It was the time of the wolves. Hunger brought them to Central Europe, for in their homeland Russia the climate had also considerably deteriorated. The beasts circled the villages. "The fight against the marauding animals was carried on with all possible weapons, traps, hunting, poison," says Behringer. Charlemagne ordered the creation of units of wolf-hunters in every county. In the year of famine 843 a wolf broke up Sunday mass service in the town of Senonnais in France. Büntgen confirms: "843 was colder than the years preceding or following."

In the middle of the tenth century the climate took a turn for the better, the climate optimum of the Middle-Ages settled in. The new data shows that the temperatures in Europe climbed to equality with those which were seen again only in the twentieth century. The tree line in the Alps was in many places even higher than today and wine was cultivated farther up North than at the beginning of the 21 century. The time of discoveries began: the Vikings sailed over Greenland to America.

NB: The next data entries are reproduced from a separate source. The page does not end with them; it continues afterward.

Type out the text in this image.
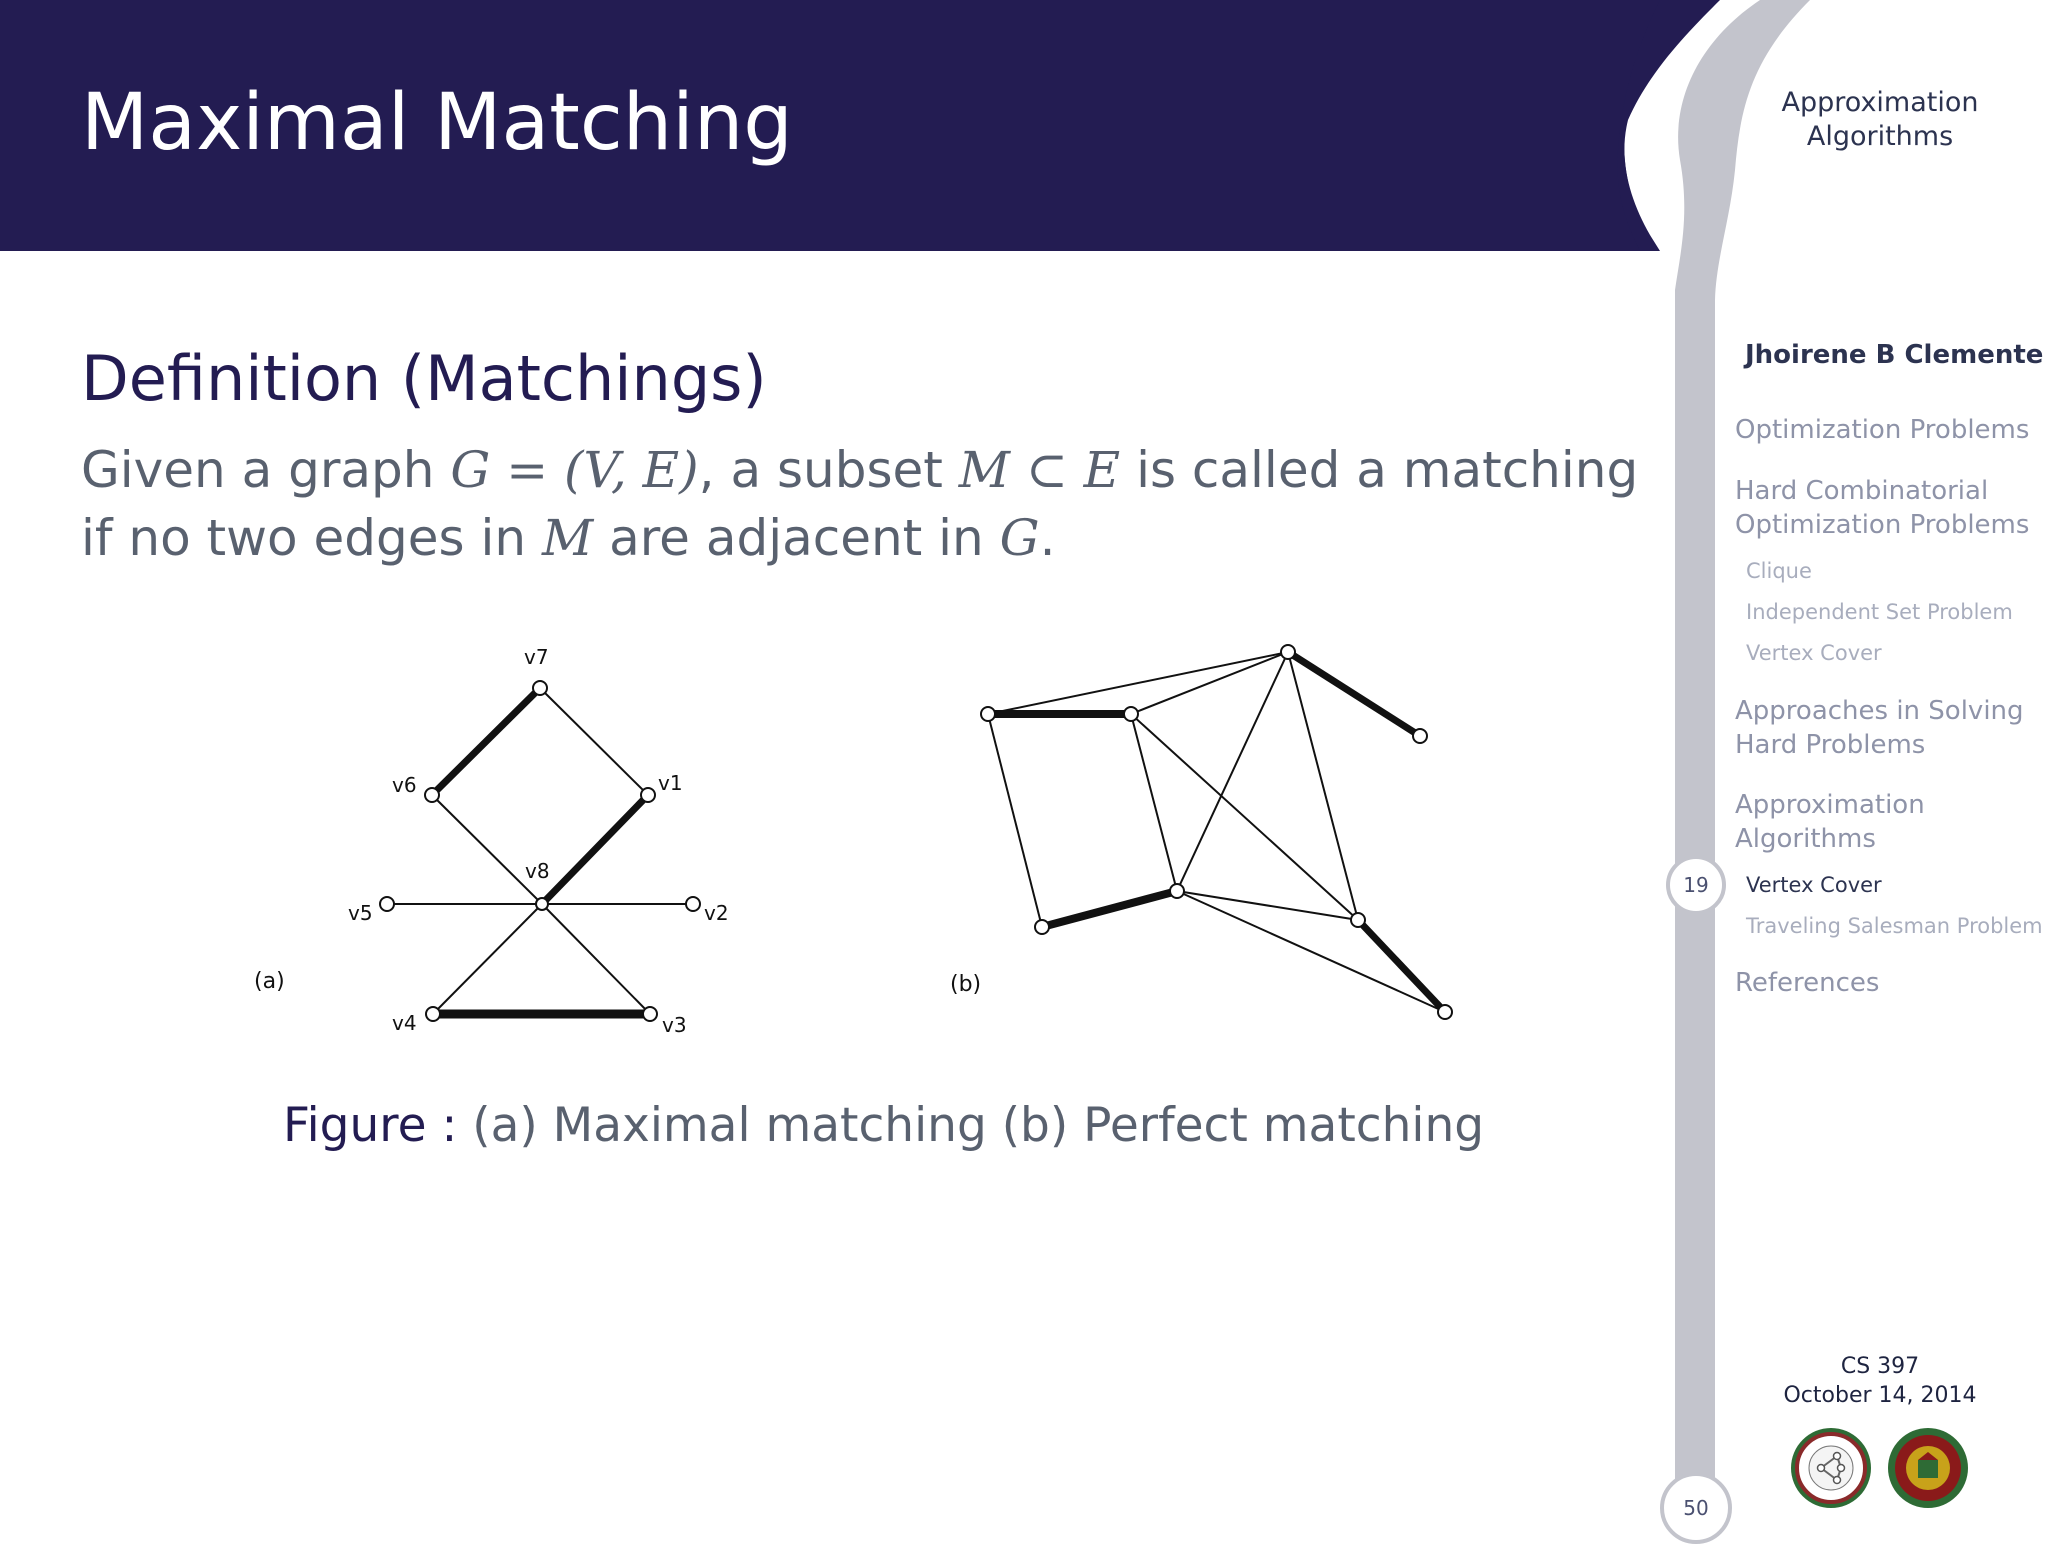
Maximal Matching	Approximation Algorithms
Jhoirene B Clemente
Optimization Problems
Hard Combinatorial
Optimization Problems
Clique
Independent Set Problem
Vertex Cover
Approaches in Solving
Hard Problems
Approximation
Algorithms
Vertex Cover
Traveling Salesman Problem
References
19
50
CS 397
October 14, 2014
Definition (Matchings)
Given a graph G = (V, E), a subset M ⊂ E is called a matching
if no two edges in M are adjacent in G.
v7
v6	v1
v8
v5	v2
v4	v3
(a)	(b)
Figure : (a) Maximal matching (b) Perfect matching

Agriculture recovered, famine became rarer. In 150 years, the population in Europe increased by one third. Under the Hohenstaufen emperors the German empire reached its peak: Frederic II. resided in Sicily. At his court, philosophers, scientists and artists mingled; thought and speech became freer. From Arabia too came scientists, who had preserved and developed precious knowledge from antiquity. Architecture changed: gothic cathedral were furnished with immense windows to take advantage of the sunlight.

Some historical records need to be reconsidered, in light of the new data. In Nuremberg in 1022 one burger claims that "from the terrible heat people collapse and die of thirst in the streets." Yet, the summer of 1022 was not particularly hot, says Büntgen. Exaggeration? Or was the brutal heat of such short duration that it did not register in the tree rings? Other events find explanation and corroboration: in 1135, for instance, there was very little rain, confirming reports that the Danube ran almost dry. The people of Regensburg, Germany, took advantage of this to build the great Stone Bridge, still today the symbol of their city.

Other indications are also verified: on September 9, 1302, vineyards froze in Alsace and after a very cold winter, peasants in Germany found on May 2, 1303 that all their seed stocks had frozen. They did not know yet how bad things would become.

The new climate data are the impassive records of a gigantic catastrophe which broke over Europe. They show in the 14th century the occurrence of many cold summers. In 1314, diluvian rains and a harsh winter came on top of it.

Behind the data, cruel occurrences appear: it began with the loss of crops due to the weather. From 1315 to 1335 the "Great Hunger" decimated populations. In 1315 already, horses and dogs were eaten. 1346 and 1347 were especially cold, wine froze, grain rotted. The weakened population had diminished resistance against epidemics: probably from China, the "Black Death" arrived. Between 1346 and 1352, half the population of Europe died.

South of the Alps, temperatures sank less steeply. It may have been one reason why the Renaissance (the "Rebirth") could blossom there. The philosophers of antiquity came again to honor, banking developed and the bourgeoisie could compete with nobility with newly found self-assurance.

Renaissance had it not easy to cross the Alps. In the North the dark might of belief still held sway. The Church blamed witches for bad crops and illnesses and had women burned at the stake in great numbers. In 1524 peasants revolted against nobility.

It became ever colder. The little ice age had begun. Around the end of the 17th century, Europe suffered grave famines. In 1709 weather precipitated one of the worst catastrophes: in the "cruel coldwave of 1709" rivers froze over even in Portugal, palm trees in Southern Europe were covered in snow. Rivers carried masses of frozen fish, cattle froze to death in the stables, dead deer lay in the fields and birds are said to have fallen as frozen clumps from the sky. In the summer of 1710, men were seen "grazing" in the fields "like sheep," say chronicles.

The Enlightenment was accompanied by a warming of the climate. "Famines were now seen as the result of mismanagement," says Behringer. Peasants took to rotating crops, irrigation was improved, better roads and dykes were built, moors dried up. The agrarian revolution saw to it that famines became more rare."

These improvements did not help against the famines of the mid-19th century (Irish famine) caused by a short recession in the climate.

For a long time, experts have been in disagreement about the future consequences of the climate change: will changes bring new catastrophes, or is a warming for the good? "Rapid climate changes have often grave, negative effects of societies," says Ulf Büntgen. The new data will give historians abundant material to discover and study such connections.